Second, the Government wanted to maximise revenue from the sale of the profitable bits of the network, the rolling stock companies and Railtrack. By channelling extra subsidy through the train operators, who then pay the rolling stock companies for leasing the trains and Railtrack for use of the track and stations, the latter become highly profitable companies, backed by guaranteed levels of subsidy and therefore eminently saleable.

Paradoxically, while the rail-travelling public is most interested in the franchising and what benefits or problems it will cause them, the Government - and the Chancellor in particular - has been most interested in the lucrative parts of the railway. Fattened up, via the franchising companies, with some pounds 500m extra subsidy for each of the next two years, the rolling stock companies and Railtrack will bring in a total of pounds 3bn. The rolling stock companies were sold last month for pounds 1.8bn and Railtrack is expected to attract at least pounds 1.5bn in late spring.

One source of concern to rail users is that, as the Independent reported on Monday, the pounds 500m extra subsidy runs out in 1997/98 when support to the railways returns to pre-privatisation levels. Rail experts such as Richard Hope, an adviser to the Transport Select Committee, argue that such a steep cut in subsidy will either lead to reduced services or severe financial difficulties for the operators. However, yesterday Mr Salmon pointed to the fact that Stagecoach will receive an average of pounds 49m per year over the seven-year life of the franchises, compared with the pounds 63.5m currently budgeted for BR. If all 25 franchises bring in savings like this, the Government will get away with the subsidy cut. This will be the key battleground. Stagecoach's only way of making that level of saving will be by taking on the unions and reducing staffing levels which it sees as far too high. Industrial strife appears inevitable unless the unions cave in quickly.
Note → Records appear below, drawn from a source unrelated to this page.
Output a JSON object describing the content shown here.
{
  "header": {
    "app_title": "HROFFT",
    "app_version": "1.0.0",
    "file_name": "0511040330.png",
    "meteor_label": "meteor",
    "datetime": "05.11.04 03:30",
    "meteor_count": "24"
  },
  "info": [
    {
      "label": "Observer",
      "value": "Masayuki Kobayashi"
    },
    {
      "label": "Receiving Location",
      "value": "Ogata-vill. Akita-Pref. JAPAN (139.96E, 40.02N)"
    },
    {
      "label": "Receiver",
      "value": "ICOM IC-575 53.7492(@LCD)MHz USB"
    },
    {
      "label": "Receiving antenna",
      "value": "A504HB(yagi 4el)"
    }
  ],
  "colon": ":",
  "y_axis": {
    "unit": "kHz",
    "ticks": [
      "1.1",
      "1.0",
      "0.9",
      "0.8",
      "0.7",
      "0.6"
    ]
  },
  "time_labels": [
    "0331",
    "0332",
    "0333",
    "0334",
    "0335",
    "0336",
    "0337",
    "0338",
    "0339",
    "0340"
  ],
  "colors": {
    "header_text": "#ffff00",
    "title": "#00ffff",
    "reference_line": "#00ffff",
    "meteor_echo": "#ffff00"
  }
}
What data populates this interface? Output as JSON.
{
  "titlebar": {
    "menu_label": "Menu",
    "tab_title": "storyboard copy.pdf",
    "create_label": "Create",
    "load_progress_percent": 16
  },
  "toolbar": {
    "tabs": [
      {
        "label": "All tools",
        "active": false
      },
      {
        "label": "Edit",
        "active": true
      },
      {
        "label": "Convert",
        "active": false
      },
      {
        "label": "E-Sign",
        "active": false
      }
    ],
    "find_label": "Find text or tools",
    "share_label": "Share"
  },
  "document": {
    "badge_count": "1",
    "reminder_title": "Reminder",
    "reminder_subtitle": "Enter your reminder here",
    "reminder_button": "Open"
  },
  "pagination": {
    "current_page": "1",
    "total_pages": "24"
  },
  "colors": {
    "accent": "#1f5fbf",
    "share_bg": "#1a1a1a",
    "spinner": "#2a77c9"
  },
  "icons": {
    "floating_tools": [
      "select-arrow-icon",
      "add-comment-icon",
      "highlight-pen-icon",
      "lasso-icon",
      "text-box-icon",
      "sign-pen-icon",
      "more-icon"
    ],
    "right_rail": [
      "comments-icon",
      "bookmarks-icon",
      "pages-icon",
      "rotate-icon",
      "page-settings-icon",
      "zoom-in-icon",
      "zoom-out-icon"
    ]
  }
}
The drivers will be the key since they are irreplaceable, requiring nearly a year's training and specialised route knowledge before being allowed on the tracks.

Whatever the outcome, rail privatisation is becoming a reality. However, the campaigners against it can console themselves that the delay is a big setback for the Government. To prove itself, privatisation needed a couple of years of operation before a general election to show a sceptical public that private operators would bring improvements and, above all, investment. Indeed, this was the point made by a few troubled Tory MPs who met Sir George Young, the Transport Secretary, yesterday to express fears about reduced services.

The Government has no chance of meeting its latest target of privatising 51 per cent of the railway by April 1996 but it will draw some comfort from the fact that a large section of railway services will be in private hands by the election, unless the Grim Reaper hacks away the Tory majority before then.